Pendidikan sebagai Solusi untuk Mengurangi Kemiskinan dan Pengangguran di Jawa Tengah
BERITA TERBARU INDONESIA, SUKOHARJO — Gubernur Jawa Tengah (Jateng) Ahmad Luthfi menegaskan bahwa pendidikan merupakan salah satu cara efektif untuk mengentaskan kemiskinan dan menekan angka pengangguran terbuka di daerahnya. Saat ini, Jateng adalah salah satu dari tiga provinsi dengan tingkat kemiskinan tertinggi di Indonesia.
Tingkat kemiskinan di Jawa Tengah saat ini mencapai 9,58 persen. Namun, Luthfi menekankan bahwa identitas masyarakat bukan hanya sekadar kebutuhan sandang, pangan, dan papan. Yang paling mendasar adalah pendidikan,” ungkap Luthfi saat menghadiri acara pelepasan angkatan V Sekolah Unggulan CT Arsa Foundation Sukoharjo, Sabtu (28/6/2025).
Pada tahun ini, Pemerintah Provinsi Jateng telah memberikan beasiswa kepada 1.100 anak yang putus sekolah atau berisiko putus sekolah. Mereka tersebar di jenjang SMA, SMK, dan SLB, dengan setiap anak menerima dana sebesar Rp 2 juta. Total anggaran yang disediakan mencapai Rp 2,2 miliar.
Selain itu, Pemprov Jateng juga memberikan beasiswa kepada 15 ribu siswa dari keluarga miskin, yang terdiri dari 6.000 siswa SMA, 7.000 siswa SMK, dan 2.000 siswa SLB, dengan total anggaran mencapai Rp 15 miliar untuk kebutuhan personal setiap peserta didik.
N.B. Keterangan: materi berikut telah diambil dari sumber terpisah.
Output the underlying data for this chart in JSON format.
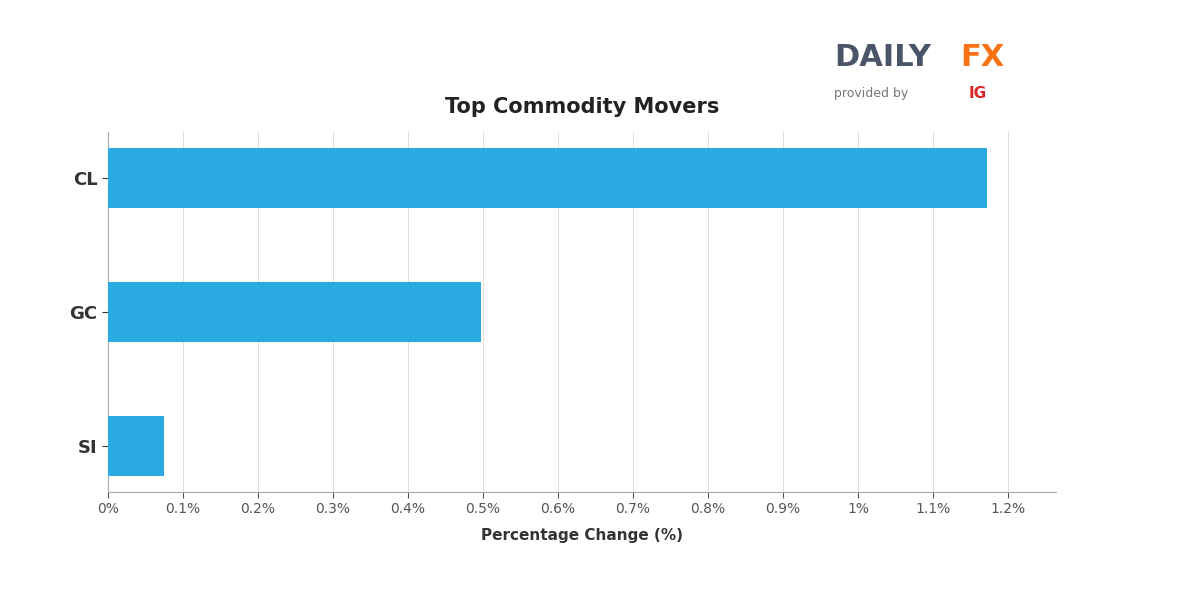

Luthfi mengajak bupati dan wali kota di seluruh Jateng untuk turut serta dalam mendukung fasilitas pendidikan bagi siswa yang putus sekolah atau dari keluarga kurang mampu. “Dengan terjaminnya pendidikan bagi anak-anak kita, maka tingkat pengangguran terbuka bisa ditekan,” ujarnya.
Menurut Luthfi, pendidikan yang layak akan membuka peluang kerja dan mengurangi tekanan sosial-ekonomi di masa depan. “Begitu seseorang memiliki pendidikan yang memadai, dia akan memiliki keterampilan dan kesempatan kerja yang lebih baik. Ini adalah kunci untuk menekan kemiskinan secara berkelanjutan,” ucap Luthfi.